Tara Haskins likewise found her world changing quickly after she joined the Navy 15 years ago.

"I was already 30, so it was tough enough keeping up with 18-year-olds during PT in boot camp," said Haskins, now a petty officer first class. "But then, 9/11 happened while I was in A-school."

Haskins has since been deployed as part of Operations Enduring and Iraqi Freedom, and recounted how her priorities changed in short order.

"At first, I joined to support my family, and to cover my schooling and finances, and also serve my country," Haskins said. "But then, it became about my country first and foremost, and about my kids because it's their country too."

Across the freeway, Marysville's American Legion Post 178 was hosting its own gathering of veterans, in the century-old building that's served as its Legion Hall since 1963.

Post 178 Cmdr. Mike Palomino, sworn in this July, has a five-year plan for the Marysville Legion, not only to carry on its Veterans Day and Memorial Day ceremonies as always, but also to continue the recent series of renovations that began before his term of office.

Palomino, a 20-year Navy veteran who retired in 1990, proudly touted the open house's estimated 60 attendees, and expects the Post Hall's kitchen will be the next big renovation, all the better to accommodate community events and rental activities.

"Facebook has been a big thing for us veterans," Palomino said. "Without it, a lot of us who served together might never see each other."

Hall rental manager Sandra Busse and maintenance man Nelson Balignasay conducted raffle drawings during the free meal for veterans. Balignasay's five-year stint in the Marine Corps began in 1961, shortly after his brother came home from boot camp.

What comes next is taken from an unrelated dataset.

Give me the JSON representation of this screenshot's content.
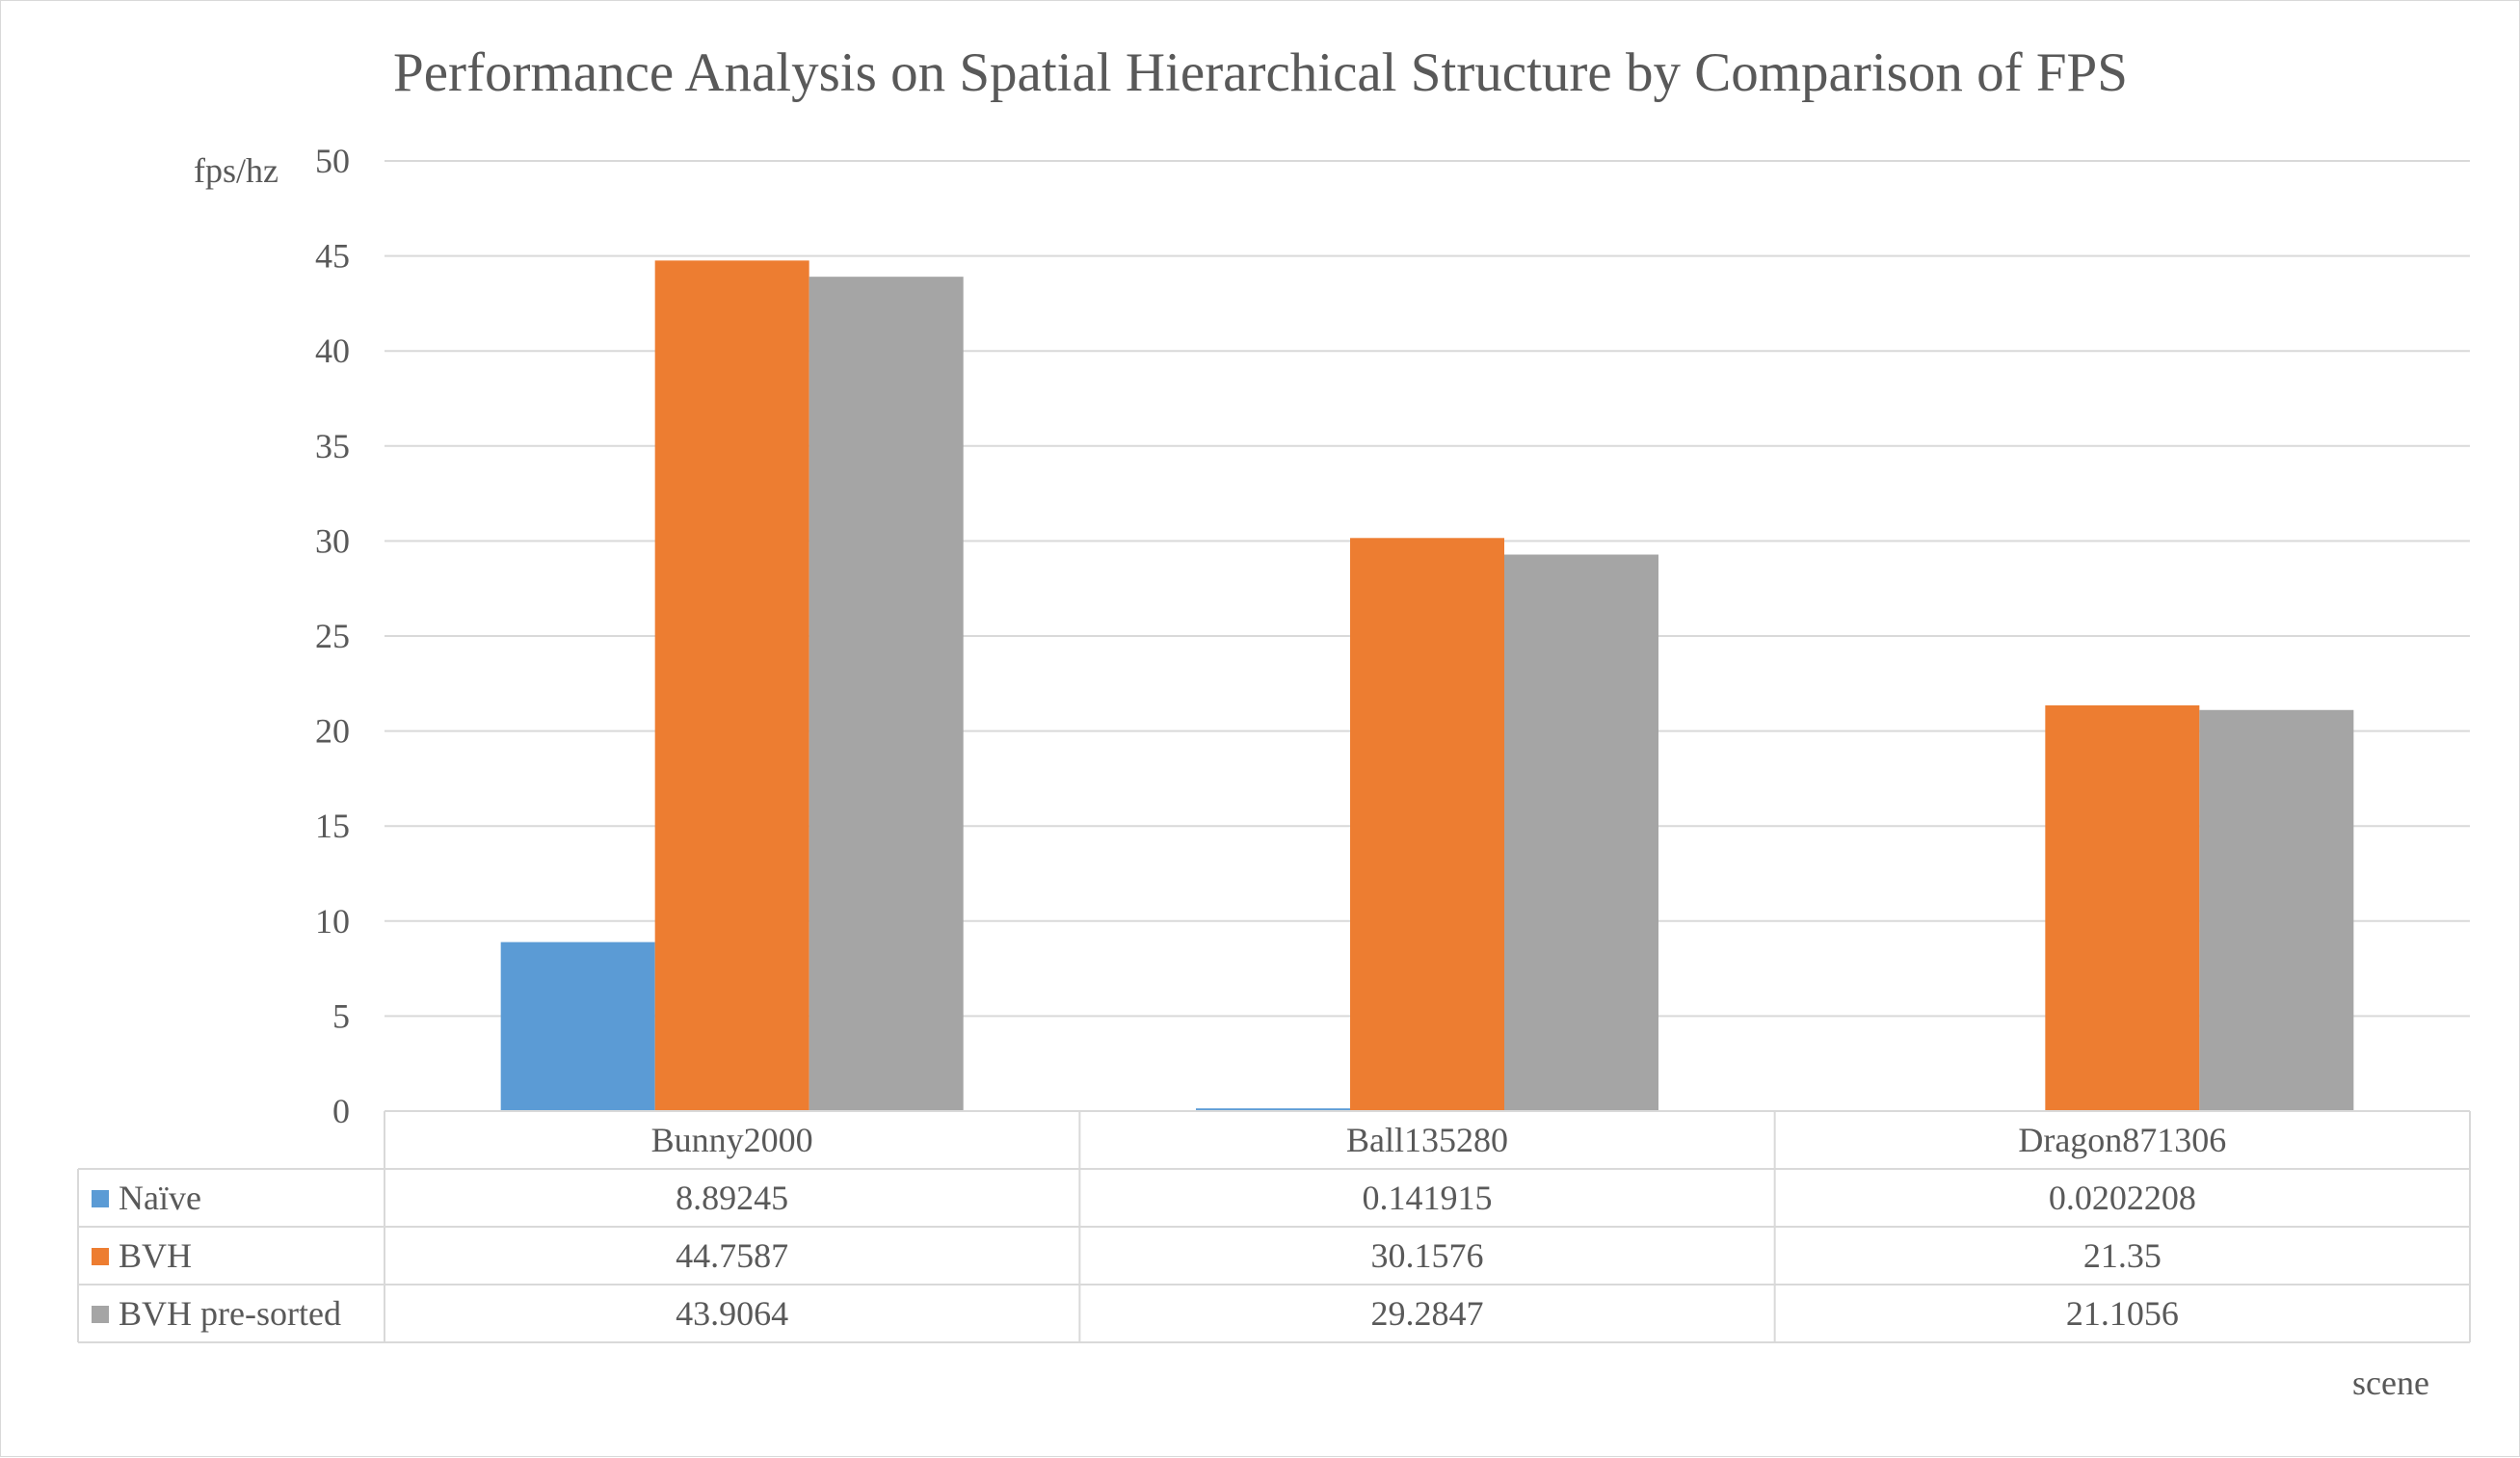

"He told me I couldn't make it, because I wasn't a man like him," Balignasay laughed. "He was pretty proud when I made it through boot camp, though."

Balignasay also credited his upbringing in Hawaii with giving him a strong affinity for the military, since all four branches of the service are represented in the state. However, since Hawaii is a minority-majority state, he was sheltered from what was going on in the rest of the country.

"I had never seen that sort of segregation until I was in North Carolina," Balignasay said. "Even within the military, there was some separation between the races at the time. I never felt excluded, but I was naive and pretty open to everybody."

In light of the divisiveness of recent national political events, Balignasay was able to offer his fellow Americans some hopeful thoughts.

Kirk Boxleitner

Army veteran Gene Zackuse leads the Color Guard during the opening of the Tulalip Tribes' Veterans Day ceremony.

"Wherever I've been in this country, I've always met a lot of beautiful, excellent people," Balignasay said. "It's been my experience that the good always overcomes whatever negatives are happening."

Fellow 1960s veterans Mel Coon and Ron Hilton shared similar sentiments over bowls of ice cream.

"A lot of us have served under presidents we didn't vote for," said Coon, whose four years in the Navy straddled Eisenhower's two terms, before he got out and came back into the Ready Reserve during LBJ's only full term in office. "Whoever it is, you just hope it goes well and he does a good job, and you go from there."

To Coon, it's much like his memories of the military.

"There wasn't much that was bad about it for me," Coon said. "Of course, if you'd asked me when I was still in, I might have given you a different answer. But as time goes on, you forget the bad, and what was good only gets better in your memories."